In human relationships, just as in human-animal relationships, we might think that we are “speaking love” to the other party. But they might be speaking another language entirely and be completely missing the point we are trying to make.
I’ll give you an example of how we can misdirect our love: A new client tells me they’re having difficulty with their new dog. According to the Way of Life Method, there are things I recommend that they do and others they not do when they’re getting started with their new dog if they’re interested in establishing healthy foundations over the long term. And yet I’ll sometimes hear things like this:
“I love my dog on my couch and I like her on my bed. I got a dog for company and love dogs. Do we have to follow all the rules that were set out? Does everything have to be so structured?”
For this person, the love of the dog is having that dog around, on her bed and her couch.

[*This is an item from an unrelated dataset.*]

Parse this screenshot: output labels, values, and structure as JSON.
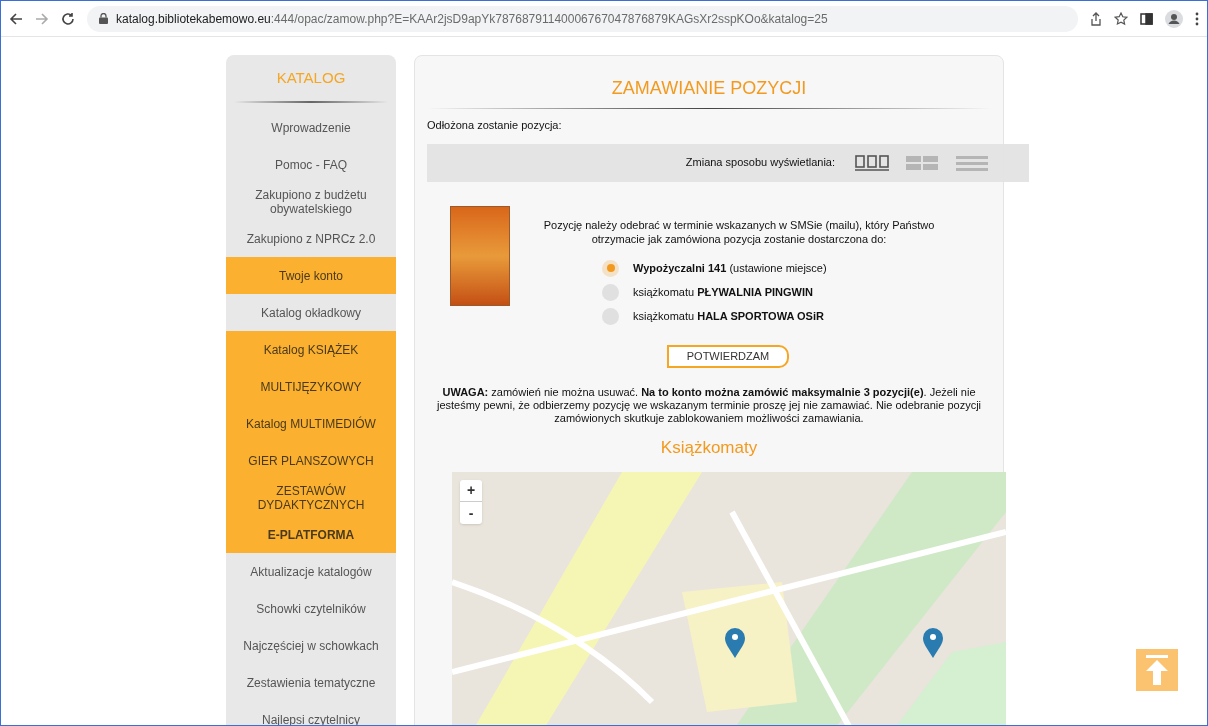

Even if they just met. Even if that new dog isn’t ready yet.
For me, love is giving that dog time and space to come around. Love is not about what I want, it’s about what the dog needs. And just as it says in the opening quote, love is about doing hard things so that those that we love can grow. It is about delaying gratification and playing the long game of building a relationship.
Check out our infographic for Chapman’s five love languages and how we might apply them in our daily dealings with our canine companions. Based on this discussion and the five love languages in the infographic, here are a few questions for your consideration:
What do you think is your love language?
Do you have more than one?
What do you think are your dog’s love languages?
How do you think you might become better at “speaking love” with your dog?